Enos Bromage

Personal information
- Date of birth: 30 April 1864
- Place of birth: Mickleover, England
- Date of death: 25 March 1947 (aged 82)
- Place of death: Derby, England
- Position: Goalkeeper

Senior career*
- Years: Team / Apps / (Gls)
- 1887: Derby Junction
- 1888–1890: Derby County / 17 / (0)
- 1890: Derby Junction

= Enos Bromage (footballer, born 1864) =

English footballer

Enos Bromage (30 April 1864 – 25 March 1947) was an English footballer who played as a goalkeeper in The Football League for Derby County.

Enos Bromage was recruited by Derby County from local club, Derby Junction, sometime in 1888 just before the start of the inaugural Football League season.

On 30 January 1886 in a match on a slippery snow covered pitch against Eckington Works F.C., Bromage collided with an Eckington forward when catching the ball. He caught the player in the stomach with his knee injuring the player who played on seeming unaffected but died the following day.
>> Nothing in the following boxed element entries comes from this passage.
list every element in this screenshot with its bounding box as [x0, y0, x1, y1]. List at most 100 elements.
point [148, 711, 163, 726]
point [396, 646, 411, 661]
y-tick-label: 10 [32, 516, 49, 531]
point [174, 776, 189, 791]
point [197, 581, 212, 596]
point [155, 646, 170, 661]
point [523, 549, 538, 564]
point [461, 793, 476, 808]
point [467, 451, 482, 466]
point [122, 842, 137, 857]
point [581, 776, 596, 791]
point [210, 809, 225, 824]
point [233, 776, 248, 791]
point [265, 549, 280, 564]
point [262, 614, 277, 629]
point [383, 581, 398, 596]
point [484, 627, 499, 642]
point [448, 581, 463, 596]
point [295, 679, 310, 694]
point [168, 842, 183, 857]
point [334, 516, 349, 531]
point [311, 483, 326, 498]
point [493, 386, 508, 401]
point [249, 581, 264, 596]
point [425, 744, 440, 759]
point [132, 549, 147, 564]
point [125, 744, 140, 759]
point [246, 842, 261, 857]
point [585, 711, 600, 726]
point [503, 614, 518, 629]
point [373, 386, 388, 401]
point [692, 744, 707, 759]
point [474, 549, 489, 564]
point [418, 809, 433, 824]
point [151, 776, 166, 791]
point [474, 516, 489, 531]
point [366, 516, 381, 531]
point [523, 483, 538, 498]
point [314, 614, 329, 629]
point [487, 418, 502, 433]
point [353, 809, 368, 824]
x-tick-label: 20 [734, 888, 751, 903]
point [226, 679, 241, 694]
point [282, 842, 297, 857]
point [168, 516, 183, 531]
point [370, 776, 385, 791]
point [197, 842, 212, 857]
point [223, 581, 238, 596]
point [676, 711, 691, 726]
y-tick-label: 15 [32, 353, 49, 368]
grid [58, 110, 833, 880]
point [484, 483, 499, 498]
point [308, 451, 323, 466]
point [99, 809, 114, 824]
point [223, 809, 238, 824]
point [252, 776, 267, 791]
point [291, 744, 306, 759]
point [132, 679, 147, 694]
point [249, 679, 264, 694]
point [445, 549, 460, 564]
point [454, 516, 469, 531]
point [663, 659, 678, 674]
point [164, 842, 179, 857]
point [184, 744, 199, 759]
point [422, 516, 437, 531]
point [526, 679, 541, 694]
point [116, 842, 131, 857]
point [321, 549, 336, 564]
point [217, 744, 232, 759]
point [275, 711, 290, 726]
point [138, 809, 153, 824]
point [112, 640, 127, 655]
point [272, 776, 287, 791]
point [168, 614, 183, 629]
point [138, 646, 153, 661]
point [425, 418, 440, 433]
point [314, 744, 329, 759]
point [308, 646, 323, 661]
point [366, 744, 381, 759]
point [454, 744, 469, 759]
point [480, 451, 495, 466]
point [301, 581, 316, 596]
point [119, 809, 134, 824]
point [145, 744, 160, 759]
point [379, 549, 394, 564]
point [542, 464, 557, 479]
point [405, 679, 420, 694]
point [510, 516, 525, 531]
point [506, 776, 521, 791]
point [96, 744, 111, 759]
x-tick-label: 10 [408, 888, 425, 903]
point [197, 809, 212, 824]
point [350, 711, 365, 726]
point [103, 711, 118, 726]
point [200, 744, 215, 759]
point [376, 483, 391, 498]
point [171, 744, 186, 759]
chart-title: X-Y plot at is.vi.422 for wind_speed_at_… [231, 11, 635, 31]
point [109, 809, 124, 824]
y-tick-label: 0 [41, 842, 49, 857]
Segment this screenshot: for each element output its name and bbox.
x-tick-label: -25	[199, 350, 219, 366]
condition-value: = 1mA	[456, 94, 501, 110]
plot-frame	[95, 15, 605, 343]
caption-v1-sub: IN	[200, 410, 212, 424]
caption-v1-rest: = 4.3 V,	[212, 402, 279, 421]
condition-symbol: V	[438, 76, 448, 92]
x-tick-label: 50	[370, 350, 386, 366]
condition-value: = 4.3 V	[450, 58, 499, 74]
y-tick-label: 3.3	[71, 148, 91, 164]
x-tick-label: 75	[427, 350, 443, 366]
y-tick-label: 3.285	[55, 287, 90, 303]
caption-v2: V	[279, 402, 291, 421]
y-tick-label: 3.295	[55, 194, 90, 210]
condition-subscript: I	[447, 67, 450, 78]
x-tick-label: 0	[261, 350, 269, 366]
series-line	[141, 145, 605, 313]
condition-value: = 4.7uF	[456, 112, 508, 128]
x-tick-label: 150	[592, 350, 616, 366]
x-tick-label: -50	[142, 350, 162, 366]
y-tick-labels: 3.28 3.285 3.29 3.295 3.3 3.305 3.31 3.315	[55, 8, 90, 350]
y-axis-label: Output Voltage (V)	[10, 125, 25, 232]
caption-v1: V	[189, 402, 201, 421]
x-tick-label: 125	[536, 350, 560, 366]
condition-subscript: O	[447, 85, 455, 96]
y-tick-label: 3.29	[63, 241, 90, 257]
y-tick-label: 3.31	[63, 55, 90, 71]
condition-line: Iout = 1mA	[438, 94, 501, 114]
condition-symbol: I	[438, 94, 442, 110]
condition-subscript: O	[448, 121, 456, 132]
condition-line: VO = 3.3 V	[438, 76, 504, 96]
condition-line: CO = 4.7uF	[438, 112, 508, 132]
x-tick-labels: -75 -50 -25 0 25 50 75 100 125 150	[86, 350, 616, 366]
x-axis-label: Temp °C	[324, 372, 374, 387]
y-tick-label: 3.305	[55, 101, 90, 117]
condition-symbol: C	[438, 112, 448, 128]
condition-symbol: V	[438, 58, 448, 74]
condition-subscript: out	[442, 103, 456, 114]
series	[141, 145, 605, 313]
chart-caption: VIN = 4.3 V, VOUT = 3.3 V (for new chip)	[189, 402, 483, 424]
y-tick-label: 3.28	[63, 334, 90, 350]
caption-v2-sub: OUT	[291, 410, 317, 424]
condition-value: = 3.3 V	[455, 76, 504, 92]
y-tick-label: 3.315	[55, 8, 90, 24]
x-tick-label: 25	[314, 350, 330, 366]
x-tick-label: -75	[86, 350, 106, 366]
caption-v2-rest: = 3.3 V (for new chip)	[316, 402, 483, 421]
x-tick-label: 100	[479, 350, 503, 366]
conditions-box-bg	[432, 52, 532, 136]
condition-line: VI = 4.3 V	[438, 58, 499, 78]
Apart from one match the regular Derby County goalkeeper in 1888–1889 had been Joseph Marshall. On 2 February 1889 Derby County played their FA Cup 1st Round tie at County Ground, Derby against Derby Junction. The records do not show if Marshall was unfit or had been dropped. Either way Marshall never played top-flight football again and Reuben Pitman was selected as goalkeeper for both FA Cup ties. When League football restarted on 2 March 1889 Reuben Pitman was retained as first-team goalkeeper.

Despite playing three times and helping Derby County to three successive League wins Reuben Pitman was either injured or, out of favour, and Enos Bromage replaced him on 6 April 1889. The venue was Victoria Ground, Stoke, then home of Stoke. Both teams were facing re-election and the match was a tight, nervy affair. Derby County and Bromage got off to a great start and within one minute of kicking off Lol Plackett had put Derby County ahead, 1–0. Derby were not playing well and never looked like scoring another in the first half and so led 1–0 at half-time. In the second-half the Derby attack were more lively but missed their chances so the Derby team were grateful to Enos Bromage who made some "fine saves" to keep Derby County in the lead. However, right at the end, Stoke winger, Jimmy Sayer scored an equaliser. The goal was disputed as Derby players felt the ball went in after the referee blew for time but the referee did not agree.

Bromage played two League matches for Derby County in 1888–1889. Derby County finished 10th in the Football League conceding 61 goals, the third worst defence of that inaugural season.

Enos Bromage was retained for the 1889–1890 season and became the main goalkeeper for Derby County. He returned to Derby Junction F.C. in 1890.